By Ehsan Mehrabi
October 5, 2020
The Special Clerical Court of Mashhad has sentenced Molavi Fazl ol-Rahman Kouhi, a Sunni Friday prayers imam from Sistan and Baluchistan, to six years and four months in prison. He was arrested in November 2019, part of the crackdown on protests that swept the nation. Iranian media reported the sentencing on October 2, but no information has been released regarding the charges against the Sunni cleric. His trial was closed to the public.
So is this is an isolated case? What has the Islamic Republic’s relationship with Sunni clerics been like over the years?
Back in 1979, at the birth of the Islamic Republic and the establishment of a Shia government, the Sunni clergy enjoyed a brief honeymoon period. But it did not last long, a mere five months. Over the last 41 years, hundreds of Sunni clerics have been arrested, and some have been executed or assassinated.
Ahmad Moftizadeh was the most influential Sunni cleric arrested after the revolution. He remained in prison until a short time before his death. Ayatollah Khomeini once called him “a respected scientist and a brave cleric,” but ordered his arrest in 1982, describing him as “corrupt.”
Ayatollah Khomeini once called Ahmad Moftizadeh (pictured) brave, but later he ordered his arrest, describing him as “corrupt”. (Supplied)
Moftizadeh’s students and members of the Central Council of Sunnah (Shams) were also persecuted. More than 180 members of the Koranic school Moftizadeh set up were arrested and imprisoned until 1986. Their release was due to the highly influential Ayatollah Montazeri, who was at the time Supreme Leader Ayatollah Khomeini’s heir apparent, following up on their case.

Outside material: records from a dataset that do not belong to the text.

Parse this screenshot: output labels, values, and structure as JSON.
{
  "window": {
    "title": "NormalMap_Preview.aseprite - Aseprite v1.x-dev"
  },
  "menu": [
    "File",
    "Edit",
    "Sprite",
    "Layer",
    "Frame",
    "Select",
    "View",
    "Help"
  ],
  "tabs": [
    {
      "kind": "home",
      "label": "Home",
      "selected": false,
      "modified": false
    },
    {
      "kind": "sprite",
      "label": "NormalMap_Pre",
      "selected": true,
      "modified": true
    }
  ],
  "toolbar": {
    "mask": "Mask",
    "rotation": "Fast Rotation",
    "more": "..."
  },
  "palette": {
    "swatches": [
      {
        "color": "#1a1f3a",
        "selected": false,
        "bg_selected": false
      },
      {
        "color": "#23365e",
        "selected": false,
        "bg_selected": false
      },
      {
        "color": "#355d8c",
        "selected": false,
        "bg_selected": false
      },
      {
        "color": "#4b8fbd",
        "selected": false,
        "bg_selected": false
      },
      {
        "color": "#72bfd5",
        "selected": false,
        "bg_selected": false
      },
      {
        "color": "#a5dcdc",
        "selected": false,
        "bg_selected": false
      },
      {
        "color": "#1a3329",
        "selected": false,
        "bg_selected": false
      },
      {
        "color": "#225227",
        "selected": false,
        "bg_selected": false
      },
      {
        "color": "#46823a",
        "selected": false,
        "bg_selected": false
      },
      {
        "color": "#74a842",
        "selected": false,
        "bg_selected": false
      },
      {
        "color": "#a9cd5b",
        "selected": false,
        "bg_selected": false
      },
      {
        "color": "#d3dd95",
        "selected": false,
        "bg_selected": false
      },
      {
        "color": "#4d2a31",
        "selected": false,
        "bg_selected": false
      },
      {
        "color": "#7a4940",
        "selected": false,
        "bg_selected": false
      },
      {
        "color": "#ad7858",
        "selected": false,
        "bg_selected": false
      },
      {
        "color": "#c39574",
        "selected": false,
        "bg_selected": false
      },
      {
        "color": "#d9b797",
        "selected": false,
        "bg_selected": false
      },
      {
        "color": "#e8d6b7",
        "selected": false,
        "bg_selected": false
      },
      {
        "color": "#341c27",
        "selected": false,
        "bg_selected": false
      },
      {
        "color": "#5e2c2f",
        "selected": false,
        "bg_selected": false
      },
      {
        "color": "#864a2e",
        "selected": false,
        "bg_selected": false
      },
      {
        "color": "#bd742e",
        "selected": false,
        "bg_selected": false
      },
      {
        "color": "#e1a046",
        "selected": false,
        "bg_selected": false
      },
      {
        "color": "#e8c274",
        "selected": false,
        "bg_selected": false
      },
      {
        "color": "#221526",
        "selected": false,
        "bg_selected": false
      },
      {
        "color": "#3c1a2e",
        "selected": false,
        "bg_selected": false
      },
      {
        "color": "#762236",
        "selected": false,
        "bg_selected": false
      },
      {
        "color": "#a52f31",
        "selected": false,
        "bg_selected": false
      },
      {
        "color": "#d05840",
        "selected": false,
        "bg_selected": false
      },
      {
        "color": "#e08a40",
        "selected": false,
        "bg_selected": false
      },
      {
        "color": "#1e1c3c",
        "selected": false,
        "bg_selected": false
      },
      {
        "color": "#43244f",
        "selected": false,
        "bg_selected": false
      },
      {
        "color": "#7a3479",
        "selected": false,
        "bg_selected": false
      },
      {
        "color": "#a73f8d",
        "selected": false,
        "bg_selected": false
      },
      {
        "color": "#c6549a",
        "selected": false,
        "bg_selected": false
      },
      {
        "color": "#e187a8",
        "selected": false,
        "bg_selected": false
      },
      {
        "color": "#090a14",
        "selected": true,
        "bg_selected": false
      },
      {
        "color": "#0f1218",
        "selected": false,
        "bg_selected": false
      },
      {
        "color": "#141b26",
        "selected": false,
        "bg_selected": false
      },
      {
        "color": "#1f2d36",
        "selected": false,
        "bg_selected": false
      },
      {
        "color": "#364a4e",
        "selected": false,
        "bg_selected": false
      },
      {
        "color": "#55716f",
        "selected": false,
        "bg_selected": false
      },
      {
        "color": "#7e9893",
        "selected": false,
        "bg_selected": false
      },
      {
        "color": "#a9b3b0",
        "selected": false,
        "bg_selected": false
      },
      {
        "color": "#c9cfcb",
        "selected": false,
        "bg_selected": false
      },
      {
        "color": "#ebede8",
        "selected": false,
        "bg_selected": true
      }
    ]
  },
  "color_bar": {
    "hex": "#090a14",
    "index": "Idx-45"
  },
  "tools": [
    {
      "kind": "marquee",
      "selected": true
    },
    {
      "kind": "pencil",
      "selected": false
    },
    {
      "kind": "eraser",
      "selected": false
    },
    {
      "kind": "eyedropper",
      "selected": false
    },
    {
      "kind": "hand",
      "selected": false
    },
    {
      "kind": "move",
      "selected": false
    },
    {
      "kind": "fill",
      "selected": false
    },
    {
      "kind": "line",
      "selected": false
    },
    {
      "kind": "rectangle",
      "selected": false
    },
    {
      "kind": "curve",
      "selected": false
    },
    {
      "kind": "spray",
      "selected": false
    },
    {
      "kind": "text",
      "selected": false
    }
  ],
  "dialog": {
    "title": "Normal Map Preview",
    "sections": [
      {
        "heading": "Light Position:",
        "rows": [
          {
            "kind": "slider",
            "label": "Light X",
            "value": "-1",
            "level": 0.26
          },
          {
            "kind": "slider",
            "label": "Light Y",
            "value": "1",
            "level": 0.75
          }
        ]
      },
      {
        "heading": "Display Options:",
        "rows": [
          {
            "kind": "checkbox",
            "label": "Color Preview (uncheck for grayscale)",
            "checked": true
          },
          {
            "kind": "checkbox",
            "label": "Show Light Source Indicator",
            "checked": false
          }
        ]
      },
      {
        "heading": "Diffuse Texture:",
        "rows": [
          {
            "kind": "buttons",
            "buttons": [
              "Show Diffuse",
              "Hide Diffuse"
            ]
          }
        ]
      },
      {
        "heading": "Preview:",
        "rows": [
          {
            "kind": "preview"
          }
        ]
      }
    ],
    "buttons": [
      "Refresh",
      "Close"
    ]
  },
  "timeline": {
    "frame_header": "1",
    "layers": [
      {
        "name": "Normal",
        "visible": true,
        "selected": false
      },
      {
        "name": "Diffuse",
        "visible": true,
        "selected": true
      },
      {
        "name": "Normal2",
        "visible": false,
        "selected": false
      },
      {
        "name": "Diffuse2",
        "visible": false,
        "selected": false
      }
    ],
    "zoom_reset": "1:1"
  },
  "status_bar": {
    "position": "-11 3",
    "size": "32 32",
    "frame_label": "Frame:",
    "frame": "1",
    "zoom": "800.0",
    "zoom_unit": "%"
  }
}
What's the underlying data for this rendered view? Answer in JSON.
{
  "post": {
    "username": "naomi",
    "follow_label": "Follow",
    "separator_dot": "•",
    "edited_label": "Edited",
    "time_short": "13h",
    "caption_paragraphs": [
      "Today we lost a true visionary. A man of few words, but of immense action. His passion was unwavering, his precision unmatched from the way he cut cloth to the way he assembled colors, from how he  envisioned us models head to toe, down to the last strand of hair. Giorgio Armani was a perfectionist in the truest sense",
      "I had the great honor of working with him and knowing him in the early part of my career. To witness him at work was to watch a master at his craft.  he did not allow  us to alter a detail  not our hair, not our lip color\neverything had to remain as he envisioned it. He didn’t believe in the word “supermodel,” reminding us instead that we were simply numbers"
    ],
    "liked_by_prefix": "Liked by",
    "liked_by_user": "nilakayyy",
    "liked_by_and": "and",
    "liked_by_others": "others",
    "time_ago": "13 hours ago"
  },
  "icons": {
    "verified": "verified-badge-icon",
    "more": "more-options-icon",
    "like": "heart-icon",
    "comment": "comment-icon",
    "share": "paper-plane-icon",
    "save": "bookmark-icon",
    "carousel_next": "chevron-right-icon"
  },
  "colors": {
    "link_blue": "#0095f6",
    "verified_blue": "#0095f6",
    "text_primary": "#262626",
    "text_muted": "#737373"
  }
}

Nasser Sobhani, who was one of Moftizadeh’s prominent students, was arrested and executed in 1990. Prior to his arrest and death, he had left Iran for a period and lived in hiding after his return to the country. Farooq Farsad, a member of the Koran School’s Moral Infallibility and Judgment Council, was another Sunni cleric who was targeted. After being arrested several times, he was deported to Ardabil and finally, in 1995, he was killed in the city as part of the chain murders, in which dozens of intellectuals and political dissidents were assassinated by Ministry of Intelligence agents.
Abdol Malek Molazadeh, the son of Sunni cleric Molavi Abdol Aziz Molazadeh, who was particularly influential in eastern Iran, was arrested in September 1982 and released six months later. After being summoned several times in 1989, he went to Pakistan. He was assassinated on March 4, 1996, along with Molavi Abdol Nasser Jamshidzehi, another Sunni cleric, in Karachi. Several other Sunni clerics have also been murdered in Pakistan and Afghanistan over the years.
Sheikh Mohammad Ziaei, the Sunni Friday Imam for Bandar Abbas, Molavi Habibollah Hossein, a cleric from Saravan, Mamousta Mohammad Rabiei, a Sunni cleric and the Friday Imam of Kermanshah, were also assassinated in Iran. Murders and attempted murders have continued in recent years: Molavi Mohammad Ebrahim Safizadeh, a prominent Iranian Sunni scholar, was shot and wounded by unknown gunmen in 2019.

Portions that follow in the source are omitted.